The first subdivision was laid out in 1873 by John H. Tucker between Baxter Avenue, Bardstown Road, Edenside Avenue, and about where Windsor Place would later be. However, because of its relatively remote location from downtown, development did not pick up until the 1880s. All early subdivisions were in the eastern section of the area, near Bardstown Road and away from the steep hills to the west. The extension of a streetcar line down Bardstown Road to Bonnycastle Avenue and the establishment of nearby Cherokee Park created demand around this time for housing in the area.

The last subdivision built in this part was Windsor Place in 1910, which was unusually strict, requiring all houses built there to sell for over $8,000 and have exteriors only of brick, stucco or stone. Utilities and wires were located in the alleys, to allow for an unobstructed view along the maple-lined street.

Further west, the sections between St. Louis and Calvary cemeteries were developed starting in 1907. The upper section was done by Edward A. Goddard, who lent his name to a street. The lower hilly section was developed by John Breckinridge Castleman, a former Confederate army major and leader in creating Louisville's park system. He began purchasing the 60 acre area, known as Schwartz's Woods, in the 1870s, intending to build a personal estate there, but realized this would be impractical as the city expanded around the land. He saw that there were relatively strict deed restrictions on the lots, including 35 ft setbacks, prohibition of wood fences, a minimum cost of $6,000 for houses, and all structures on lots had to be built under one roof.

===Tyler Park and Bridge===
A city park was opened in 1910, named Tyler Park after mayor Henry S. Tyler who died during his term in 1896. This park would in turn lend its name to the surrounding neighborhood. One of the defining features of both the park and the neighborhood is the Tyler Park Bridge, built in 1904 (renamed after the opening of the park). Built of Indiana limestone, the bridge allowed Baxter Avenue to span the valley north of Eastern Parkway that would become Tyler Park. The design is attributed to John Olmsted (son of Frederick Law Olmsted) and incorporates a large arched tunnel that allows pedestrians to freely walk from one part of the park to the other without crossing the busy street that bisects Tyler Park.

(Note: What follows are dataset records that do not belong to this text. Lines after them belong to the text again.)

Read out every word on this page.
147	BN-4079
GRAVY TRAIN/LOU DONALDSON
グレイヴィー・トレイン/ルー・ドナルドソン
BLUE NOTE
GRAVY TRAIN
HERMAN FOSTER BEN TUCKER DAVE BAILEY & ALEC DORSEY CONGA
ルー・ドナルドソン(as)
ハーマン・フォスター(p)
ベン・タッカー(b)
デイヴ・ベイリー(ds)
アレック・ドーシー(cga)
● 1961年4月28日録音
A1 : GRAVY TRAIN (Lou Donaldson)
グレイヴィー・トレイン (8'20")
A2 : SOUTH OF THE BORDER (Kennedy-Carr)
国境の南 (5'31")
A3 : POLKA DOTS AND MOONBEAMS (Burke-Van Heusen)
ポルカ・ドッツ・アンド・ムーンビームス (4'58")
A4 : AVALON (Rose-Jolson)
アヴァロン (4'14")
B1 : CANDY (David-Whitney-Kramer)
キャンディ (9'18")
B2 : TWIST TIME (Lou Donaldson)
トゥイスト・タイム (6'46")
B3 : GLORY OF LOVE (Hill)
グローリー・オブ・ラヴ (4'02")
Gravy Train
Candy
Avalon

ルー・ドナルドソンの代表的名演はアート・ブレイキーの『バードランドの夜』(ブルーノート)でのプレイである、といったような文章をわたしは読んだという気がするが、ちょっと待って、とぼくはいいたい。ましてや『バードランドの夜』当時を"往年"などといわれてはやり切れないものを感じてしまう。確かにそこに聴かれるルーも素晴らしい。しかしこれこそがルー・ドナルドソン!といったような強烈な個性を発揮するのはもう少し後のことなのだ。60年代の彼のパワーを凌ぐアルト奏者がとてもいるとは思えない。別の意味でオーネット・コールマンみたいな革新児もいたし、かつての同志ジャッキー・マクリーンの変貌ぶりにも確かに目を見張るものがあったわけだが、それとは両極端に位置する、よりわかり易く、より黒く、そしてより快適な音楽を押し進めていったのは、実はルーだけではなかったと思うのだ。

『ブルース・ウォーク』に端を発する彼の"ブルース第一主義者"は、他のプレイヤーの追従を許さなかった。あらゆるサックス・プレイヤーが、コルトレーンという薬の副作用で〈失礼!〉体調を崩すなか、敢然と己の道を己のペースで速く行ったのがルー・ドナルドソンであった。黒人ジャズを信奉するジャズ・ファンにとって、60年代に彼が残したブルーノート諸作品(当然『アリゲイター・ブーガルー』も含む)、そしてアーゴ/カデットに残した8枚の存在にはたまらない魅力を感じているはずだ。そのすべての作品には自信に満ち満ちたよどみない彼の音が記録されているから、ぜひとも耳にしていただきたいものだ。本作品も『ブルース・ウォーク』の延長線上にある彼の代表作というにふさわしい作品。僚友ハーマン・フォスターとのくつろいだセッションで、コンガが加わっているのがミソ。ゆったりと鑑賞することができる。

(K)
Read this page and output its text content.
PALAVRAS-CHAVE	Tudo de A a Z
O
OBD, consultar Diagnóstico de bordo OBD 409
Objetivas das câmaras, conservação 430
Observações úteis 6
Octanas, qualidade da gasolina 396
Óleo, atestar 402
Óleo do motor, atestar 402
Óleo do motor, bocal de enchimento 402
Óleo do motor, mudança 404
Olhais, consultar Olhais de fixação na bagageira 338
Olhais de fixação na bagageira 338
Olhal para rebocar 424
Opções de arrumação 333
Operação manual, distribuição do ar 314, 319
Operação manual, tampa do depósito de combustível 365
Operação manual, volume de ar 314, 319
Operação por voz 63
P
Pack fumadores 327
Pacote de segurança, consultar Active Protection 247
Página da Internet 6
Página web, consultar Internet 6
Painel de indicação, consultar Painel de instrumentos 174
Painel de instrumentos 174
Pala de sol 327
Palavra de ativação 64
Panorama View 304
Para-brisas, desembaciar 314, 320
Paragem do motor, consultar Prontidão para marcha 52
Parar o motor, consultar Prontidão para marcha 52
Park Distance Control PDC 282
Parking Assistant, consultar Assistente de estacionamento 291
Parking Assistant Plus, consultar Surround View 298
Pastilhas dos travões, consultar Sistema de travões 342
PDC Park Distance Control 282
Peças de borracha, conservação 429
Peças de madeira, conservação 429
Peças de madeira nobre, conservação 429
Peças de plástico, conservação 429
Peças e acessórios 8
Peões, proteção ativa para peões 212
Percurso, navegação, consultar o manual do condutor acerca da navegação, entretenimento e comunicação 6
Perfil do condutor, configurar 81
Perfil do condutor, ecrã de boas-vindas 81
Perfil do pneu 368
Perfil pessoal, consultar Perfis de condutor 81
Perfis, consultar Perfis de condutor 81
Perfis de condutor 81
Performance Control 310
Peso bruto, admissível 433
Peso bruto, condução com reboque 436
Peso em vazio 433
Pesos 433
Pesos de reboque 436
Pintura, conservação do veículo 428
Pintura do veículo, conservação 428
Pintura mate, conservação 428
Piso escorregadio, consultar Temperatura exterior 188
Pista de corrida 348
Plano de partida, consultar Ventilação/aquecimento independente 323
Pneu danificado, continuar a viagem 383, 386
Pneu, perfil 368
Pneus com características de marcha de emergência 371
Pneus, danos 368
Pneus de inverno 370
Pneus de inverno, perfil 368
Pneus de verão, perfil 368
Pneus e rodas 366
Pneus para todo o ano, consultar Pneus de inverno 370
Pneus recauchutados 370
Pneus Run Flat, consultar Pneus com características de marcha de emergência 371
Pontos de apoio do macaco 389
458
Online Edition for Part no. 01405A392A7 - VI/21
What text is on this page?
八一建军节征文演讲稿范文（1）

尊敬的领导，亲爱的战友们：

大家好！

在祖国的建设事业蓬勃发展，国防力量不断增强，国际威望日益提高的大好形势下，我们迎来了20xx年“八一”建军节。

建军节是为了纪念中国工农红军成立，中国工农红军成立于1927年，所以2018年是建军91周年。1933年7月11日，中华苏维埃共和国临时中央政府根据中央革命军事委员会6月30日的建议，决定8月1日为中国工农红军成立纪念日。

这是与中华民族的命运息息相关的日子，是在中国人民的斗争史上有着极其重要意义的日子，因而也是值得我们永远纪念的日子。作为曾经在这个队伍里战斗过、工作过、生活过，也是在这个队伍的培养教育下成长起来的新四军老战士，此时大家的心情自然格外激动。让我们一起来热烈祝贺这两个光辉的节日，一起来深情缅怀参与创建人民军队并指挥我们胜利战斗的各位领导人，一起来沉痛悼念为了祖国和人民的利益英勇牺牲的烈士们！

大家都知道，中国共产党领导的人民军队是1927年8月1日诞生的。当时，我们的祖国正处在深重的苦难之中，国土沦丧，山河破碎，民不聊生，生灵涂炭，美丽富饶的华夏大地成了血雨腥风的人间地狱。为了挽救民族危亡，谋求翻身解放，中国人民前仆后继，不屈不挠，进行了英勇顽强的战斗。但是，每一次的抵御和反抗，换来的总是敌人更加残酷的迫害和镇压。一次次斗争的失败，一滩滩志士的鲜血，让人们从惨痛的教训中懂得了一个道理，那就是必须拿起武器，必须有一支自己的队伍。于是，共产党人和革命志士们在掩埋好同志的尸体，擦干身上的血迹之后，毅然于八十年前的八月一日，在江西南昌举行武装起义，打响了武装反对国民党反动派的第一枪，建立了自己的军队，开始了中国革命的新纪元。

In 2018-2020 the park underwent renovations funded by support from donors to an Olmsted Parks Conservancy's fundraising campaign, Louisville Parks and Recreation, Louisville Metro Government, Mayor Greg Fischer, Councilman Brandon Coan (District 8), and local residents fundraising efforts. The renovations included repairing and resurfacing two of the historic tennis courts, removing the old playground and replacing it with more modern play equipment (including a splash pad), adding in public bathrooms, new benches, lighting and replacing the tunnel's stairs with a wheelchair and stroller-friendly ramp. As of Dec 19, 2020, the following proposed planned renovations have not been completed: repairing and resurfacing two to four other tennis courts and creating two pickleball courts.

==Demographics==
As of 2000, the population of Tyler Park was 2,867, of whom 91.9% are white, 3.9% are black, 3% are listed as other, and 1.2% are Hispanic. College graduates comprise 51.4% of the population, while people without a high school diploma make up 10.6%. Females outnumber males 52.2% to 47.8%.